As you can see in the title, I want to prove that a polynomial matrix is invertible if and only if its determinant is a nonzero constant.
So far, I'm guessing that the proof would not be the same for the invertibility of a regular matrix.
This is what I have constructed so far…
(if) Suppose that the determinant of an n by n matrix $A$ is a nonzero constant. Then by the invertibility matrix theorem, $A$ is an invertible matrix.
(only if)
Suppose that an n by n polynomial matrix A is invertible. Then there exists an n by n polynomial matrix B such that
$AB=I_n$. Then,
$det(AB) = det(A) * det(B) = det(I_n) = 1$.
If $det(A)$ is zero, then we end up with $0 = 1$ , which is a contradiction.
If $det(A)$ is a nonzero polynomial, then …
…
This is where I'm stuck.
Thank you for any help.
Best Answer
Here's a proof.
If: Suppose that $A(x)$ has a non-zero, constant derivative. We note that $$ A(x) \operatorname{adj}(A(x)) = \det(A(x)) I $$ where adj denotes the adjugate matrix. Because $\det(A(x))$ is a non-zero constant, we can divide by it to get $$ A(x) \cdot \frac{\operatorname{adj}(A(x))}{\det(A(x))} = I. $$ We similarly find that $\frac{\operatorname{adj}(A(x))}{\det(A(x))} \cdot A(x) = I$, so that $\frac{\operatorname{adj}(A(x))}{\det(A(x))}$ is the inverse of $A(x)$. So, $A(x)$ is indeed invertible.

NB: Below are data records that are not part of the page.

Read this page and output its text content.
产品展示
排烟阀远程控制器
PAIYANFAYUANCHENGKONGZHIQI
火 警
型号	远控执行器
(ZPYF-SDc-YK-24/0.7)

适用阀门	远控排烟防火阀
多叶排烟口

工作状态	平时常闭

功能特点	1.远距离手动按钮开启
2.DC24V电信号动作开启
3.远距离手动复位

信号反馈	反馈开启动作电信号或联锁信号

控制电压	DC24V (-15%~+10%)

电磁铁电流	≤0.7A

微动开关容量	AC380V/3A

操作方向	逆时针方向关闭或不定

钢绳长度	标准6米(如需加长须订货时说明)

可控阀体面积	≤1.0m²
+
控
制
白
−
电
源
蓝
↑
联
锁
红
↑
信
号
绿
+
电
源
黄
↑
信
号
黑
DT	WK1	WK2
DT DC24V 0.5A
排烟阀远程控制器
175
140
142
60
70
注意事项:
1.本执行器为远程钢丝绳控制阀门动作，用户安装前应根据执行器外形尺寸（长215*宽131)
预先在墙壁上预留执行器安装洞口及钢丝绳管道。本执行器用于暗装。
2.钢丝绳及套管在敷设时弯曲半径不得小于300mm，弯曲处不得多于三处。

Only if: Suppose that $A(x)$ is invertible. That is, there exists a matrix polynomial $B(x)$ such that $A(x)B(x) = I$. It follows that $$ \det(A(x)) \det(B(x)) = \det(I) = 1. $$ We see that both $\det(A(x))$ and $\det(B(x))$ must be non-zero. For non-zero polynomials $p,q$, we have $\deg(pq) = \deg(p) + \deg(q)$. Since $1$ is a degree-$0$ polynomial, both $\det(A(x)),\det(B(x))$ must be of degree $0$, which is to say that they are constant polynomials. So, $\det(A(x))$ is indeed constant.